Respondents reconfirmed the preferred feed sampling method. Preference for NIR or near-infrared was due to turnaround time and 47 percent indicated NIR was the test of choice. Meanwhile, 21 percent of those surveyed said wet chemistry was the preferred test chiefly due to accuracy. The remaining 32 percent indicated no preference. For dairy and feed exporters, NIR is evolving into the preferred method of analysis.

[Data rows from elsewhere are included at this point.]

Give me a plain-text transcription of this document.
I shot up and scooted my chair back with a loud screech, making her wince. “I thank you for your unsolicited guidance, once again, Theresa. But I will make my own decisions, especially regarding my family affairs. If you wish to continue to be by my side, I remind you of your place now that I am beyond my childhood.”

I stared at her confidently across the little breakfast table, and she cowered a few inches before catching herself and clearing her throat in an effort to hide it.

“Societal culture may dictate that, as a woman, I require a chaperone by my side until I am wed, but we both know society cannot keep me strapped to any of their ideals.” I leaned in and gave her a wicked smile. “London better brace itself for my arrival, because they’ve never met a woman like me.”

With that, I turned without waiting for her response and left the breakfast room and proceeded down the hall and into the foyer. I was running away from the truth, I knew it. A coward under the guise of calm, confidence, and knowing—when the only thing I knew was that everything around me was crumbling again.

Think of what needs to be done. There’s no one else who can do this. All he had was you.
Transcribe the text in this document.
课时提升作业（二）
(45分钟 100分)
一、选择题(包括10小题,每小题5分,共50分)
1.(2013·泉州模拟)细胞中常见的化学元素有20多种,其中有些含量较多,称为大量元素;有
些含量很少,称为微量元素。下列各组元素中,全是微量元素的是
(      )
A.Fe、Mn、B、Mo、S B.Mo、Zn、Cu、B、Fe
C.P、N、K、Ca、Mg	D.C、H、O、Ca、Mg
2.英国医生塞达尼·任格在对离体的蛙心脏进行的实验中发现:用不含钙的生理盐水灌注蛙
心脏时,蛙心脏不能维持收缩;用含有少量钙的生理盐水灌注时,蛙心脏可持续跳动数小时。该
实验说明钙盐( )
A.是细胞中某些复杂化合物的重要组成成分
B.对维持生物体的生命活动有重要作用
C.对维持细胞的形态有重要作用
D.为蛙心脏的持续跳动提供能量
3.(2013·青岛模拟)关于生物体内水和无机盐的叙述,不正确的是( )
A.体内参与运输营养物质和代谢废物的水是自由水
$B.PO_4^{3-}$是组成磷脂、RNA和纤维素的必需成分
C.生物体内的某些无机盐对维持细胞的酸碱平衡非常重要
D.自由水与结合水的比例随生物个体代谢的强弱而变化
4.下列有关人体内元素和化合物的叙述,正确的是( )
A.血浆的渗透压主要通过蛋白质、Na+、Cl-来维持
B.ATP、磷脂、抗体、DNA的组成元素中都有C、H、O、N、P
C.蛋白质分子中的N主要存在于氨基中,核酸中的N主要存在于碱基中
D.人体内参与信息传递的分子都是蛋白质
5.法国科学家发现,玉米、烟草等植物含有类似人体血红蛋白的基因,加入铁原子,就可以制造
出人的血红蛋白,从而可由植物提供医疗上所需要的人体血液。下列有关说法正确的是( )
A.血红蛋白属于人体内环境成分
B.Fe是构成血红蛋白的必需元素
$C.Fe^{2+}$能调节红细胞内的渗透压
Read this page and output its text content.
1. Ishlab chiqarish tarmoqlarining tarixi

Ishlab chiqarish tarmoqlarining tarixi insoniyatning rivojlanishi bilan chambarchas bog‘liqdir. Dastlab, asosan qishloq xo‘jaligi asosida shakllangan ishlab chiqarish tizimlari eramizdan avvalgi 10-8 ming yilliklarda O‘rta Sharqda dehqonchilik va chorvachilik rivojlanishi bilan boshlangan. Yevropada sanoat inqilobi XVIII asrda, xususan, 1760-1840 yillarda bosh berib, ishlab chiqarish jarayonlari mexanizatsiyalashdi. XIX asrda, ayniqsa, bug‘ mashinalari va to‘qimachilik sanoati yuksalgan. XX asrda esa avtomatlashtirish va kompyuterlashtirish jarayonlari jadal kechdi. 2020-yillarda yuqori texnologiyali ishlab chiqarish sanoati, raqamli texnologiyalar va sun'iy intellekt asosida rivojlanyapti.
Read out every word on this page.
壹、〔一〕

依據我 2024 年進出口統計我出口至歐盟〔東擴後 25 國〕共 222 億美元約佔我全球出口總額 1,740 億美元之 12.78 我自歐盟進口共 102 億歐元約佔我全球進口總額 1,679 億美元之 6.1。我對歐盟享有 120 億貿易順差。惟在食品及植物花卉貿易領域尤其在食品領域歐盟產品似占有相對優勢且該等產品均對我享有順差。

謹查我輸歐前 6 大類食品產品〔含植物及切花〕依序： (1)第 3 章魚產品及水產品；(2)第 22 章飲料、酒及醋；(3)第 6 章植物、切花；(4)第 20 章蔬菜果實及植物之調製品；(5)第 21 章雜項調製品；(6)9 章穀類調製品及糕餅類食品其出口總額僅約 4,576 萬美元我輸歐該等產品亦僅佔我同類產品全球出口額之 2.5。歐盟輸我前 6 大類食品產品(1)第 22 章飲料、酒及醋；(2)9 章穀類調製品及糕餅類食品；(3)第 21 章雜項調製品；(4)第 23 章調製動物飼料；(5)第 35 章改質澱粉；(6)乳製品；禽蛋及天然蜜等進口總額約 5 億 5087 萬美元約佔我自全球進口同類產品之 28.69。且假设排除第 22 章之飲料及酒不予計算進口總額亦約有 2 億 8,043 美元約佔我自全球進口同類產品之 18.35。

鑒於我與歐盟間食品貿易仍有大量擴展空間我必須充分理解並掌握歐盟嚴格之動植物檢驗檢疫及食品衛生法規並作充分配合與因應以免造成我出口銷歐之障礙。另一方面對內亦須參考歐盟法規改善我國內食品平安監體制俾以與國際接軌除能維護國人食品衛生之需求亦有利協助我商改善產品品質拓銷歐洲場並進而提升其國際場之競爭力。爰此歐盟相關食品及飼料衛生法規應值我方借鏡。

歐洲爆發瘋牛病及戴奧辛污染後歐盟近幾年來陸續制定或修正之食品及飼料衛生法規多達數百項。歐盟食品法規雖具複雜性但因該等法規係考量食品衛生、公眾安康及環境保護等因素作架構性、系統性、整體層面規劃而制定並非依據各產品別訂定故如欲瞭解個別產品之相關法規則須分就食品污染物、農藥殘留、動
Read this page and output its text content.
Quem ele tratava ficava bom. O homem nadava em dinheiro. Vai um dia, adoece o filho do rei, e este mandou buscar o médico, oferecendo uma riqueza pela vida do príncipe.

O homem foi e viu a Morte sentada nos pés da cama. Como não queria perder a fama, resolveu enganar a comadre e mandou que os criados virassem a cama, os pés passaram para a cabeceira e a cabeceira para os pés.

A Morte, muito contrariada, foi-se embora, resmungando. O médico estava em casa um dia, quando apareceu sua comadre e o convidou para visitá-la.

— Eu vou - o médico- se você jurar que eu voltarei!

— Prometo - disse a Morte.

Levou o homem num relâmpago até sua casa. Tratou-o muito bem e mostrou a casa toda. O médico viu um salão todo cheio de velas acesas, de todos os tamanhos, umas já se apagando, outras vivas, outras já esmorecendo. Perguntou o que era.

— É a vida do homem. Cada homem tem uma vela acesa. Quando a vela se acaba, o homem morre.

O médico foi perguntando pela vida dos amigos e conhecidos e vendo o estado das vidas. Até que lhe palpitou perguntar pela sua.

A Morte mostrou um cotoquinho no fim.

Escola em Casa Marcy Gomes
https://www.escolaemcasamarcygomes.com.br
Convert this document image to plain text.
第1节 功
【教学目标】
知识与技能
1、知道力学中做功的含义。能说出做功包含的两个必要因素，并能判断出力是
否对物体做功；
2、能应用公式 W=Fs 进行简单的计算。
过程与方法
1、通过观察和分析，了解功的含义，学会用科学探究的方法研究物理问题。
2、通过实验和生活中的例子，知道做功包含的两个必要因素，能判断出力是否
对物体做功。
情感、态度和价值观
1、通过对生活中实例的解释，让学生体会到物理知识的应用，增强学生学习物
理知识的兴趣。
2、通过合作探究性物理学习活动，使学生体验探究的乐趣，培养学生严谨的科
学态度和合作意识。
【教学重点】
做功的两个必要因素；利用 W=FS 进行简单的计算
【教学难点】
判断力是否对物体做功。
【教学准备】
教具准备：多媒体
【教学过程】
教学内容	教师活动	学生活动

Certification and reputation top attributes
While there were a number of reasons people chose a specific lab, National Forage Testing Association (NFTA) or some other level of certification, along with laboratory reputation, topped the charts for lab selection. Sample turn around time and associated costs were additional attributes Young and Severe shared with those attending the 111th American Dairy Science Association annual meeting held in Pittsburgh, Pa., in late June.
Chief among concerns for those submitting feed samples was performance or actual sample results, as 50 percent indicated that was an area of concern. And 49 percent reported financial loss due to feed analysis concerns. Overall, 35 percent indicated harm to business relationships from feed analysis issues. That makes lab selection that much more important.
While there were some 144 feed laboratories identified in the project, Young and Severe determined that three laboratories run the grand majority of the samples. Of those 144 aforementioned labs, 67 percent were certified by NFTA.